We live in a culture obsessed with progress. It’s the holy grail of any endeavor. We seek to chart it, measure it, and chase it around every corner.
The problem is that we don’t know what it looks like.
Here are 3 problems with our approach to progress.
Progress is rarely linear.
We often move backward before we move forward. In any moment when you seek to measure progress, you don’t know where you are in the arc of a project, or how long the timeline is.
The analogy I always come back to on this is organizing your closets. When you organize your closets, you pull everything out into the room. If someone walked into the room, they would see a big mess. It wouldn’t look like progress. That doesn’t mean you’re not making progress. Sometimes things get messier before they get cleaned up.

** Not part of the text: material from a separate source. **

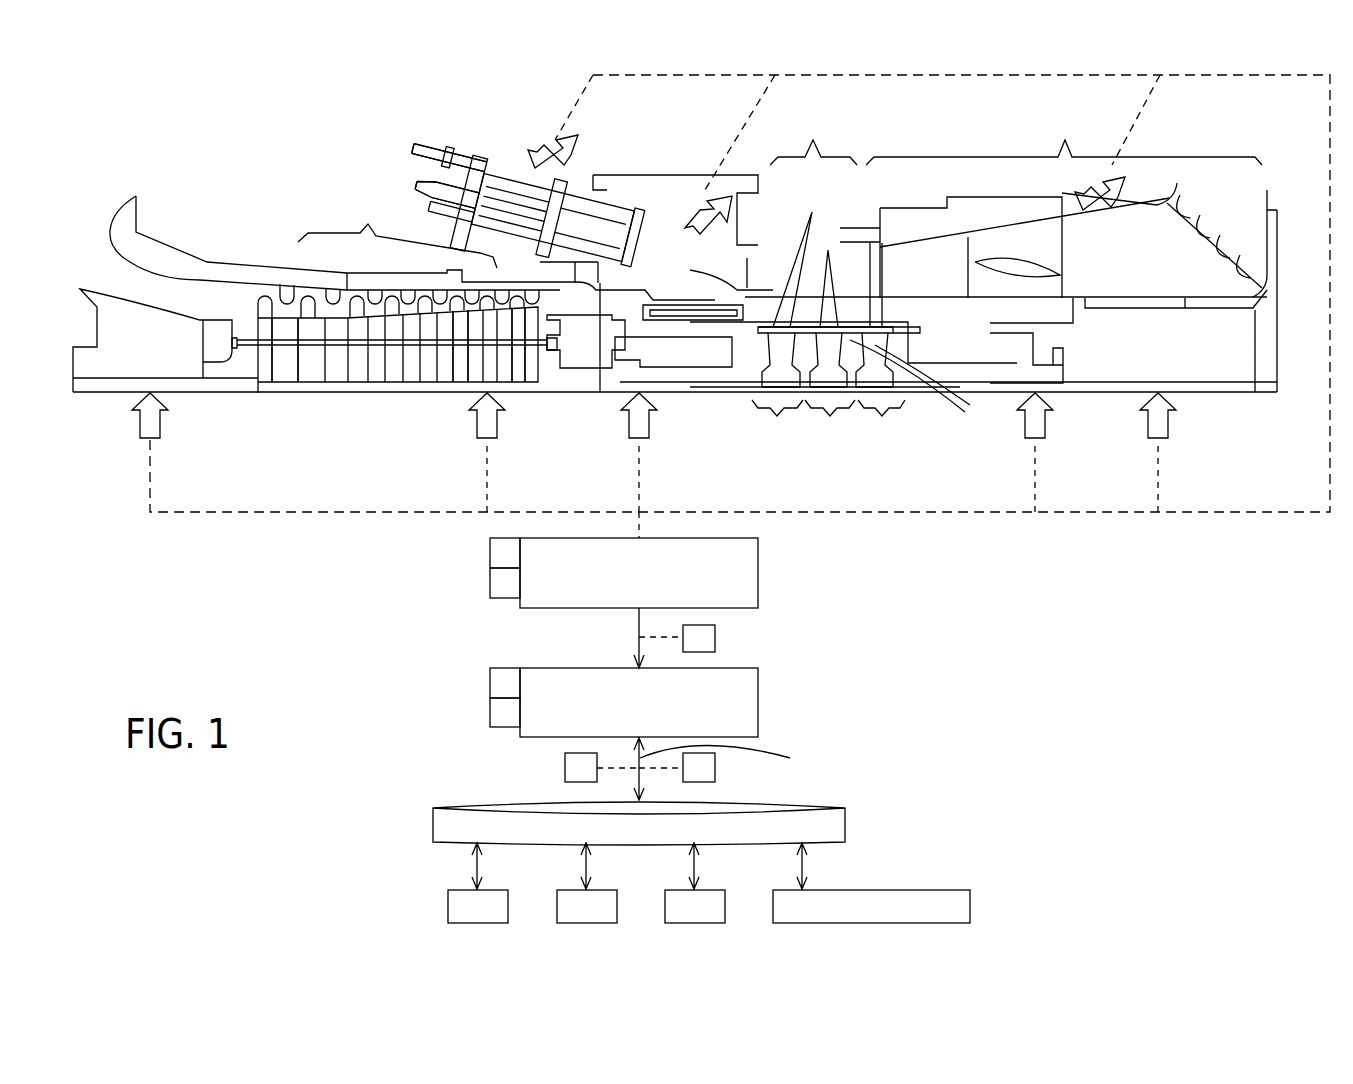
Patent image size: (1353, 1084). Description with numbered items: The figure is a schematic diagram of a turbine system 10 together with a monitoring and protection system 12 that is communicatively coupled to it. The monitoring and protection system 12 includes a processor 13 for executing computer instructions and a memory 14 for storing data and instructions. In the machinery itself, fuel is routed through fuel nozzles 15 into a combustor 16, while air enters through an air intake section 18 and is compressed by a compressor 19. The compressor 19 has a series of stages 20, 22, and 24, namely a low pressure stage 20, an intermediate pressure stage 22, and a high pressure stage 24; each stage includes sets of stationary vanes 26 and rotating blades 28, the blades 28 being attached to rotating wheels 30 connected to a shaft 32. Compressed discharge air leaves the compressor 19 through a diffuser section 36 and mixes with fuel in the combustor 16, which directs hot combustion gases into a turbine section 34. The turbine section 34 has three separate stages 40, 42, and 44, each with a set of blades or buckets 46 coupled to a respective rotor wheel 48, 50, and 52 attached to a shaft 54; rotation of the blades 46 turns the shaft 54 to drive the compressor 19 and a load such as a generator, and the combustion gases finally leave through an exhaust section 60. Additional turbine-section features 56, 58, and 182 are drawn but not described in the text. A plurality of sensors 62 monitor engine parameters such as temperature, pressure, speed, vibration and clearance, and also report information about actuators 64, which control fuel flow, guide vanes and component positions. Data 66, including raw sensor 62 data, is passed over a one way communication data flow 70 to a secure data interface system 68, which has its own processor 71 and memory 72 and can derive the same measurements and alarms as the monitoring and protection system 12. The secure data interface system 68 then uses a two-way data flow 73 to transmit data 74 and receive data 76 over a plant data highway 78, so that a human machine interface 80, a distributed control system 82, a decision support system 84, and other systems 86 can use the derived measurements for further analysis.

Progress is often illusory.
Sometimes, what looks like progress is not really progress. If you achieve a result in a way that isn’t sustainable, is that progress?
Last year, after weeks of hard work and training, I was able to climb a rope. The following week, I couldn’t climb the rope. The rope climb wasn’t progress; I’ve since learned that I have been moving my body in dysfunctional ways for years, using the wrong muscles.
My “progress” in climbing the rope and other activities wasn’t sustainable because I was using the wrong muscles. It wasn’t real progress. In fact, my muscle compensation patterns were putting me at risk of greater injury.
Progress is not always measurable.
Perhaps you’ve heard the adage, you can’t manage what you don’t measure. This is true. It’s important to have your eye on the results you want and have a system of measurement for those results that you can track over time.
That said, here’s another important consideration:
What matters most cannot be measured.
How do you measure a shift in mindset or belief? Is there a metric you can place on confidence level? Or a strong sense of self-worth? What’s the scale for inner peace and a greater sense of well-being?
The most important part of our progress — the inner work — has no measurement tools. In fact, we often don’t see progress because it happens under the surface.
It’s helpful to look out for progress, but don’t rely on it as a sign of anything.